AlphaFold made protein shapes predictable — and turned a bottleneck into a starting line
Predicting a protein's shape from its sequence went from a decades-old grand challenge to a near-solved, everyday tool — with the caveat that a prediction is a hypothesis, not an experiment.
What the study found
In 2021, a team reported AlphaFold, a deep-learning system that predicts a protein's three-dimensional structure directly from its amino-acid sequence. In the CASP14 community assessment, its predictions reached accuracy competitive with experimental methods for a large fraction of proteins. Crucially, AlphaFold reports a per-residue confidence score, so users can tell which parts of a predicted structure to trust.
Why structure matters
A protein's shape determines what it does and how a drug might bind it.

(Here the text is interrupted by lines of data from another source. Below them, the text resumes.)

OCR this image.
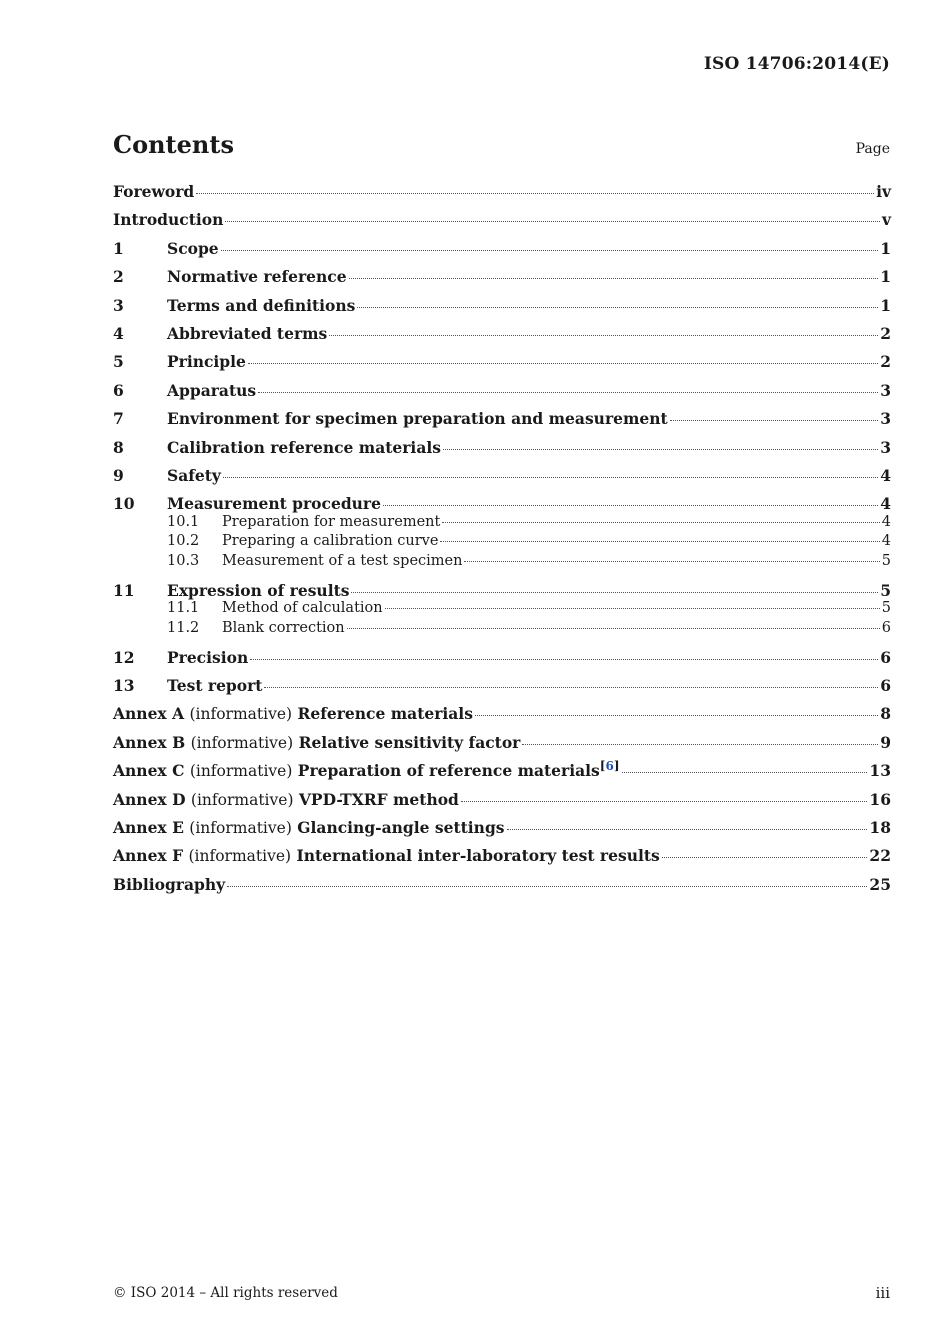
ISO 14706:2014(E)
Contents	Page
Foreword	iv
Introduction	v
1	Scope	1
2	Normative reference	1
3	Terms and definitions	1
4	Abbreviated terms	2
5	Principle	2
6	Apparatus	3
7	Environment for specimen preparation and measurement	3
8	Calibration reference materials	3
9	Safety	4
10	Measurement procedure	4
10.1	Preparation for measurement	4
10.2	Preparing a calibration curve	4
10.3	Measurement of a test specimen	5
11	Expression of results	5
11.1	Method of calculation	5
11.2	Blank correction	6
12	Precision	6
13	Test report	6
Annex A (informative) Reference materials	8
Annex B (informative) Relative sensitivity factor	9
Annex C (informative) Preparation of reference materials[6]	13
Annex D (informative) VPD-TXRF method	16
Annex E (informative) Glancing-angle settings	18
Annex F (informative) International inter-laboratory test results	22
Bibliography	25
© ISO 2014 – All rights reserved	iii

For decades, determining structures required slow, expensive experiments such as X-ray crystallography and cryo-EM, so most proteins had no known structure. AlphaFold's outputs are computational models — not experimental structures — but accurate enough to serve as useful starting points.
Analysis — the pattern we're watching
The single paper matters less than what it unleashed (analysis, not settled fact): within months, a public database released predicted structures for essentially the entire human proteome and hundreds of millions of proteins across species. The pattern is a shift from "structure is the bottleneck" to "structure is a commodity input," which moves the hard work elsewhere — onto validating predictions and onto the problems AlphaFold handles poorly. An active, still-unproven direction is using predicted structures to interpret disease-causing mutations and to design new binders; early results are encouraging, but each prediction remains a hypothesis to test in the lab.
What's still uncertain
Predictions are models, not proof. Confidence varies; disordered regions, large complexes, and protein motion are harder; and a predicted shape does not reveal function or prove a drug will bind. Experimental validation is still required before any clinical claim.